AŞILARIN YARARLARI TARTIŞILMAZ
Aşıların kıymeti pandemi sürecinde bir sefer daha anlaşıldı. Bu mevzudaki bildiriniz nedir?
Aşılar öldürücü mikrobik hastalıklardan korunmak için gerekli olan en tesirli, en ucuz ve en pratik tedavi araçlarıdır. Türkiye’de ve dünyada aşı zıtlığı yapan belli bir küme var. Maalesef bunların sesleri fazla çıkıyor. Aşı zıtlığını destekleyecek en küçük bir bilimsel bilgi bile bulunmamaktadır.
Aşılar hem çocuklar hem de erişkinler için vazgeçilmez tedavi ögeleridir. Aşıların otizm yaptığı ve kansere yol açtığı üzere savlar muhakkak gerçek değildir.
HAVA VE SUYA DİKKAT!
FOTO: SHUTTERSTOCK
Kitabınızda su havanın ehemmiyetine de değinmişsiniz…

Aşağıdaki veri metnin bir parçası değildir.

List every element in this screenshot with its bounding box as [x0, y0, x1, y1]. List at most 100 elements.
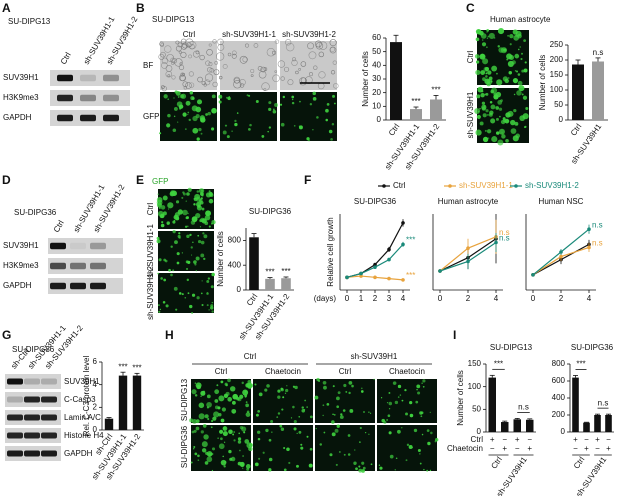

Her yıl hava kirliliğinden Türkiye’de 30 bin, dünyada ise 3 milyon kişi hayatını kaybediyor. Sağlıklı beslenilse de solunan hava pak değilse beklenen olumlu sıhhat tesirleri ortaya çıkmaz. İnsanların büyük kısmı kâfi ve kaliteli su içememektedir. Su multivitamindir, antikanserojen tesirli ve kalp dostudur.
Vitamin ve mineral takviyesi almalı mıyız?
Vitamin dayanaklarına mutlaka gereksinim vardır. Sağlıklı yiyecek seçimi kadar kaliteli bir besin desteği de değerlidir. Bilhassa yaşlılar, bağışıklık sistemlerini desteklemek için multivitamin kullanmalı. Olağan multivitaminler asla istikrarlı ve kâfi bir beslenme sisteminin yerine geçemez. Diyet her vakit zaruridir.
Pandemiyle birlikte bu eserler özensiz kullanılıyor…
Vitamin, mineral, yağ asitleri ve öteki elzem bileşikleri barındıran multivitamin ilaçların sağlıklı ögeler içermeleri ve sıhhatsiz katkı unsurlarını barındırmamaları gerekir. Bu nedenle sağlam firmaların kaliteli ve sertifikalı eserleri tercih edilmelidir.